Parts of his story echo Nakfa’s experience. Tesfaye was drafted into the army in Eritrea when he was just 15. He spent four years in the army and during this time saw his family just once. Aged 19 he fled the country and crossed the Marab River into Ethiopia. Free but poor and without connections, Tesfaye lived in a tent on a refugee camp for a year working odd jobs on the black market till he had enough money to leave. It was a lonely and isolated existence. “I felt stressed. I said to myself, ‘Who is going to help me?”’
Tesfaye saved 2,000 Birr (about £70), which covered part of his passage to Sudan.
“As soon as I went to Sudan I was kidnapped … I had no idea where I was.
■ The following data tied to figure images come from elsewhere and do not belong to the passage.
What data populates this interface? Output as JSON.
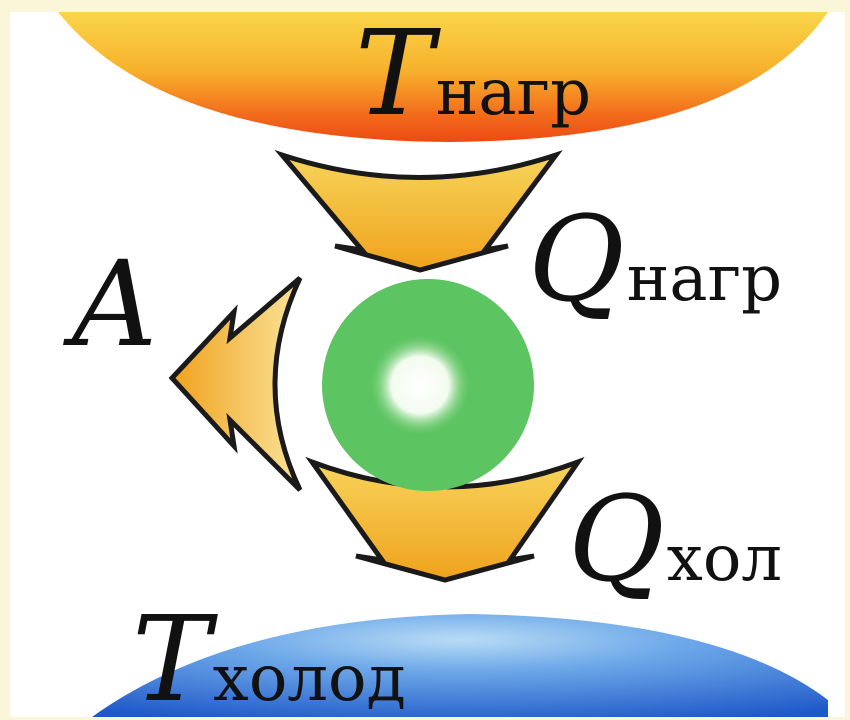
{
  "diagram": {
    "hot_reservoir": {
      "symbol": "T",
      "subscript": "нагр",
      "color": "#f26a1b"
    },
    "cold_reservoir": {
      "symbol": "T",
      "subscript": "холод",
      "color": "#2f6fd6"
    },
    "heat_in": {
      "symbol": "Q",
      "subscript": "нагр"
    },
    "heat_out": {
      "symbol": "Q",
      "subscript": "хол"
    },
    "work": {
      "symbol": "A"
    },
    "engine": {
      "color": "#5cc460"
    },
    "arrow_color": "#f5b52a"
  }
}
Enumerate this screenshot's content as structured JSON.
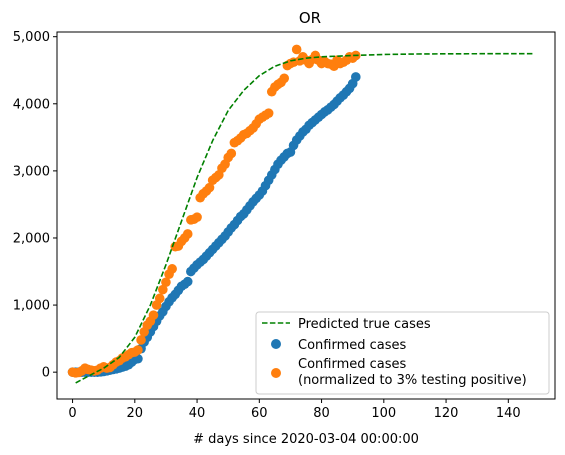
{
  "chart_data": {
    "type": "scatter",
    "title": "OR",
    "xlabel": "# days since 2020-03-04 00:00:00",
    "ylabel": "",
    "xlim": [
      -5,
      155
    ],
    "ylim": [
      -400,
      5070
    ],
    "x_ticks": [
      0,
      20,
      40,
      60,
      80,
      100,
      120,
      140
    ],
    "x_tick_labels": [
      "0",
      "20",
      "40",
      "60",
      "80",
      "100",
      "120",
      "140"
    ],
    "y_ticks": [
      0,
      1000,
      2000,
      3000,
      4000,
      5000
    ],
    "y_tick_labels": [
      "0",
      "1,000",
      "2,000",
      "3,000",
      "4,000",
      "5,000"
    ],
    "grid": false,
    "legend_position": "lower-right",
    "colors": {
      "predicted": "#008000",
      "confirmed": "#1f77b4",
      "normalized": "#ff7f0e"
    },
    "series": [
      {
        "name": "Predicted true cases",
        "type": "line",
        "style": "dashed",
        "x": [
          1,
          5,
          10,
          15,
          20,
          25,
          30,
          35,
          40,
          45,
          50,
          55,
          60,
          65,
          70,
          75,
          80,
          90,
          100,
          110,
          120,
          130,
          140,
          148
        ],
        "y": [
          -160,
          -60,
          60,
          220,
          520,
          1000,
          1600,
          2250,
          2900,
          3450,
          3900,
          4200,
          4420,
          4560,
          4640,
          4680,
          4700,
          4720,
          4735,
          4742,
          4745,
          4746,
          4747,
          4747
        ]
      },
      {
        "name": "Confirmed cases",
        "type": "scatter",
        "x": [
          0,
          1,
          2,
          3,
          4,
          5,
          6,
          7,
          8,
          9,
          10,
          11,
          12,
          13,
          14,
          15,
          16,
          17,
          18,
          19,
          20,
          21,
          22,
          23,
          24,
          25,
          26,
          27,
          28,
          29,
          30,
          31,
          32,
          33,
          34,
          35,
          36,
          37,
          38,
          39,
          40,
          41,
          42,
          43,
          44,
          45,
          46,
          47,
          48,
          49,
          50,
          51,
          52,
          53,
          54,
          55,
          56,
          57,
          58,
          59,
          60,
          61,
          62,
          63,
          64,
          65,
          66,
          67,
          68,
          69,
          70,
          71,
          72,
          73,
          74,
          75,
          76,
          77,
          78,
          79,
          80,
          81,
          82,
          83,
          84,
          85,
          86,
          87,
          88,
          89,
          90,
          91
        ],
        "y": [
          0,
          0,
          0,
          0,
          0,
          0,
          0,
          0,
          0,
          5,
          10,
          20,
          30,
          40,
          50,
          60,
          75,
          90,
          110,
          150,
          190,
          200,
          350,
          450,
          520,
          600,
          680,
          760,
          840,
          900,
          980,
          1050,
          1110,
          1160,
          1220,
          1280,
          1310,
          1350,
          1500,
          1550,
          1600,
          1640,
          1680,
          1730,
          1780,
          1830,
          1880,
          1930,
          1980,
          2030,
          2090,
          2150,
          2200,
          2260,
          2320,
          2360,
          2420,
          2480,
          2540,
          2590,
          2640,
          2700,
          2780,
          2860,
          2940,
          3020,
          3100,
          3160,
          3210,
          3260,
          3280,
          3380,
          3460,
          3520,
          3580,
          3620,
          3680,
          3720,
          3760,
          3800,
          3840,
          3880,
          3910,
          3950,
          3990,
          4040,
          4090,
          4130,
          4180,
          4230,
          4300,
          4400
        ]
      },
      {
        "name": "Confirmed cases\n(normalized to 3% testing positive)",
        "type": "scatter",
        "x": [
          0,
          1,
          2,
          3,
          4,
          5,
          6,
          7,
          8,
          9,
          10,
          11,
          12,
          13,
          14,
          15,
          16,
          17,
          18,
          19,
          20,
          21,
          22,
          23,
          24,
          25,
          26,
          27,
          28,
          29,
          30,
          31,
          32,
          33,
          34,
          35,
          36,
          37,
          38,
          39,
          40,
          41,
          42,
          43,
          44,
          45,
          46,
          47,
          48,
          49,
          50,
          51,
          52,
          53,
          54,
          55,
          56,
          57,
          58,
          59,
          60,
          61,
          62,
          63,
          64,
          65,
          66,
          67,
          68,
          69,
          70,
          71,
          72,
          73,
          74,
          75,
          76,
          77,
          78,
          79,
          80,
          81,
          82,
          83,
          84,
          85,
          86,
          87,
          88,
          89,
          90,
          91
        ],
        "y": [
          0,
          -10,
          -5,
          20,
          60,
          40,
          30,
          20,
          30,
          60,
          80,
          60,
          70,
          110,
          150,
          170,
          210,
          230,
          260,
          290,
          300,
          330,
          480,
          600,
          700,
          760,
          850,
          1000,
          1100,
          1230,
          1340,
          1460,
          1540,
          1870,
          1880,
          1950,
          2000,
          2060,
          2270,
          2280,
          2310,
          2600,
          2660,
          2700,
          2750,
          2860,
          2900,
          2940,
          3040,
          3100,
          3200,
          3260,
          3420,
          3450,
          3490,
          3540,
          3560,
          3600,
          3640,
          3700,
          3770,
          3800,
          3830,
          3860,
          4180,
          4250,
          4290,
          4320,
          4380,
          4570,
          4600,
          4620,
          4810,
          4640,
          4700,
          4650,
          4600,
          4660,
          4720,
          4650,
          4600,
          4630,
          4600,
          4590,
          4560,
          4650,
          4600,
          4620,
          4650,
          4700,
          4680,
          4720
        ]
      }
    ]
  }
}
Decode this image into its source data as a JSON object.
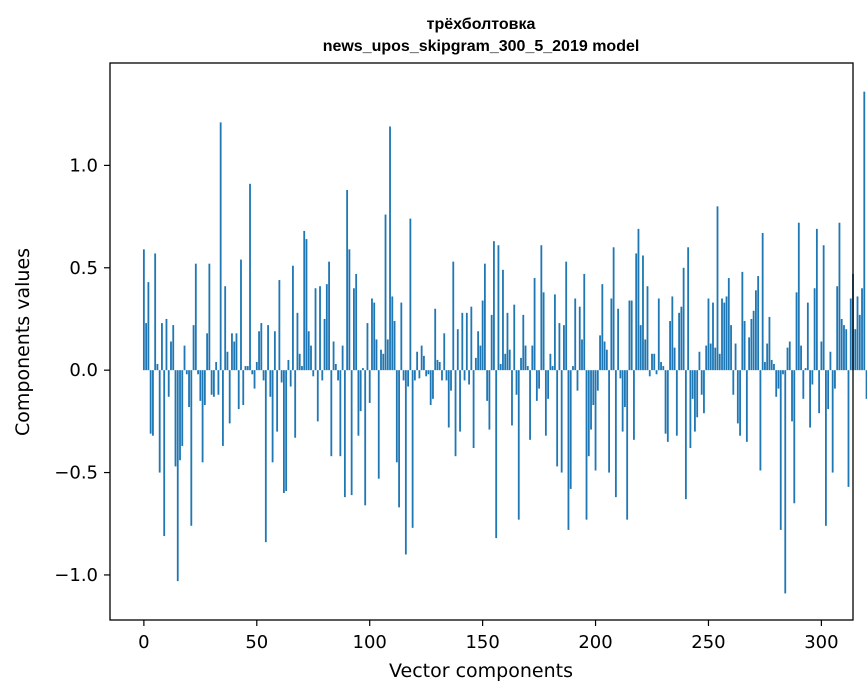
{
  "chart_data": {
    "type": "bar",
    "title_line1": "трёхболтовка",
    "title_line2": "news_upos_skipgram_300_5_2019 model",
    "xlabel": "Vector components",
    "ylabel": "Components values",
    "xlim": [
      -15,
      314
    ],
    "ylim": [
      -1.22,
      1.5
    ],
    "x_ticks": [
      0,
      50,
      100,
      150,
      200,
      250,
      300
    ],
    "x_tick_labels": [
      "0",
      "50",
      "100",
      "150",
      "200",
      "250",
      "300"
    ],
    "y_ticks": [
      1.0,
      0.5,
      0.0,
      -0.5,
      -1.0
    ],
    "y_tick_labels": [
      "1.0",
      "0.5",
      "0.0",
      "−0.5",
      "−1.0"
    ],
    "bar_color": "#1f77b4",
    "grid": false,
    "values": [
      0.59,
      0.23,
      0.43,
      -0.31,
      -0.32,
      0.57,
      0.03,
      -0.5,
      0.23,
      -0.81,
      0.25,
      -0.13,
      0.14,
      0.22,
      -0.47,
      -1.03,
      -0.44,
      -0.37,
      0.12,
      -0.02,
      -0.18,
      -0.76,
      0.22,
      0.52,
      -0.02,
      -0.15,
      -0.45,
      -0.17,
      0.18,
      0.52,
      -0.12,
      -0.13,
      0.04,
      -0.12,
      1.21,
      -0.37,
      0.41,
      0.09,
      -0.26,
      0.18,
      0.14,
      0.18,
      -0.19,
      0.54,
      -0.17,
      0.02,
      0.02,
      0.91,
      -0.02,
      -0.09,
      0.04,
      0.19,
      0.23,
      -0.05,
      -0.84,
      0.22,
      -0.13,
      -0.45,
      0.19,
      -0.3,
      0.44,
      -0.06,
      -0.6,
      -0.59,
      0.05,
      -0.08,
      0.51,
      -0.33,
      0.28,
      0.08,
      0.02,
      0.68,
      0.64,
      0.19,
      0.12,
      -0.03,
      0.4,
      -0.25,
      0.41,
      -0.05,
      0.25,
      0.42,
      0.53,
      -0.42,
      0.14,
      0.03,
      -0.05,
      -0.42,
      0.12,
      -0.62,
      0.88,
      0.59,
      -0.61,
      0.4,
      0.47,
      -0.32,
      -0.2,
      0.01,
      -0.66,
      0.23,
      -0.16,
      0.35,
      0.33,
      0.15,
      -0.53,
      0.1,
      0.08,
      0.76,
      0.15,
      1.19,
      0.36,
      0.24,
      -0.45,
      -0.67,
      0.33,
      -0.05,
      -0.9,
      -0.08,
      0.74,
      -0.77,
      -0.05,
      0.09,
      -0.04,
      0.12,
      0.07,
      -0.03,
      -0.02,
      -0.17,
      -0.14,
      0.3,
      0.05,
      0.04,
      -0.05,
      0.18,
      -0.05,
      -0.28,
      -0.1,
      0.53,
      -0.42,
      0.2,
      -0.3,
      0.28,
      -0.05,
      0.28,
      -0.07,
      0.31,
      -0.38,
      0.06,
      0.19,
      0.12,
      0.34,
      0.52,
      -0.15,
      -0.29,
      0.27,
      0.63,
      -0.82,
      0.61,
      0.03,
      0.49,
      0.08,
      0.28,
      0.1,
      -0.27,
      0.32,
      -0.12,
      -0.73,
      0.06,
      0.27,
      0.12,
      0.02,
      -0.34,
      0.12,
      0.45,
      -0.15,
      -0.09,
      0.61,
      0.38,
      -0.32,
      -0.14,
      0.08,
      0.02,
      0.37,
      -0.47,
      0.23,
      -0.5,
      0.22,
      0.53,
      -0.78,
      -0.58,
      0.02,
      0.35,
      -0.1,
      0.31,
      0.15,
      0.47,
      -0.73,
      -0.42,
      -0.29,
      -0.17,
      -0.49,
      -0.1,
      0.17,
      0.42,
      0.14,
      0.1,
      -0.5,
      0.35,
      0.6,
      -0.62,
      0.3,
      -0.04,
      -0.3,
      -0.18,
      -0.73,
      0.34,
      0.34,
      -0.34,
      0.57,
      0.69,
      0.22,
      0.56,
      0.15,
      0.41,
      -0.03,
      0.08,
      0.08,
      -0.02,
      0.35,
      0.04,
      0.02,
      -0.31,
      -0.35,
      0.24,
      0.36,
      0.11,
      -0.32,
      0.28,
      0.31,
      0.5,
      -0.63,
      0.6,
      -0.38,
      -0.14,
      -0.3,
      -0.23,
      0.09,
      -0.12,
      -0.21,
      0.12,
      0.35,
      0.13,
      0.33,
      0.11,
      0.8,
      0.08,
      0.35,
      0.33,
      0.36,
      0.45,
      0.22,
      -0.12,
      0.13,
      -0.26,
      -0.32,
      0.48,
      0.24,
      -0.35,
      0.16,
      0.25,
      0.29,
      0.39,
      0.46,
      -0.49,
      0.67,
      0.04,
      0.13,
      0.26,
      0.05,
      0.03,
      -0.13,
      -0.09,
      -0.78,
      -0.02,
      -1.09,
      0.11,
      0.14,
      -0.25,
      -0.65,
      0.38,
      0.72,
      0.12,
      -0.14,
      0.01,
      0.33,
      -0.28,
      -0.07,
      0.4,
      0.69,
      -0.21,
      0.14,
      0.61,
      -0.76,
      -0.19,
      0.09,
      -0.5,
      -0.09,
      0.41,
      0.72,
      0.25,
      0.22,
      0.2,
      -0.57,
      0.35,
      0.47,
      0.2,
      0.36,
      0.27,
      0.4,
      1.36,
      -0.14,
      -0.06
    ]
  }
}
Then I was taken to the Sinai desert.”
He was tortured for three months: up and down his legs the skin remains charred. They used electric shocks and burning rubber as weapons. “They also hung me upside down, they tied my hands. The perpetrators wore blindfolds, veils in order to avoid being recognised. They beat me.” The kidnappers called his mother and demanded money or they would kill him. “But 11 years ago my father passed away, my mother has no money. But she raised the money.
She asked other people,” Tesfaye said. “As soon as I was released I couldn’t walk. My leg was paralysed. Then from Sinai we paced the desert and by foot we went to the Israel border and they dumped us there.” The terror continued as he was passed from Israel to Egypt and imprisoned for another four months, in a basement with no light. Then there were spells in prison in Cairo, threats and bribes. Eventually when he couldn’t pay anymore he was deported back to Eritrea. As punishment for leaving the country he was imprisoned where the torture and beatings continued. One day, during a mass escape from the prison he was being held at, four Eritrean prisoners were shot and killed by guards. Tesfaye escaped unharmed and made his way to Ethiopia.
That was two years ago. Tesfaye still dreams of going to school, but as far as he is aware he’ll have to leave Ethiopia for that. He has no intention of trying the irregular route again, despite applying for resettlement and hearing nothing back. “I will wait for the legal process because I know the situation. I have injuries on my body and I cannot go this way again.” Living in Adi Harush and seeing people leave every week can trigger nightmares of his own trip. Two of his friends took the same route he did; one made it to Germany and the other drowned in the Mediterranean Sea.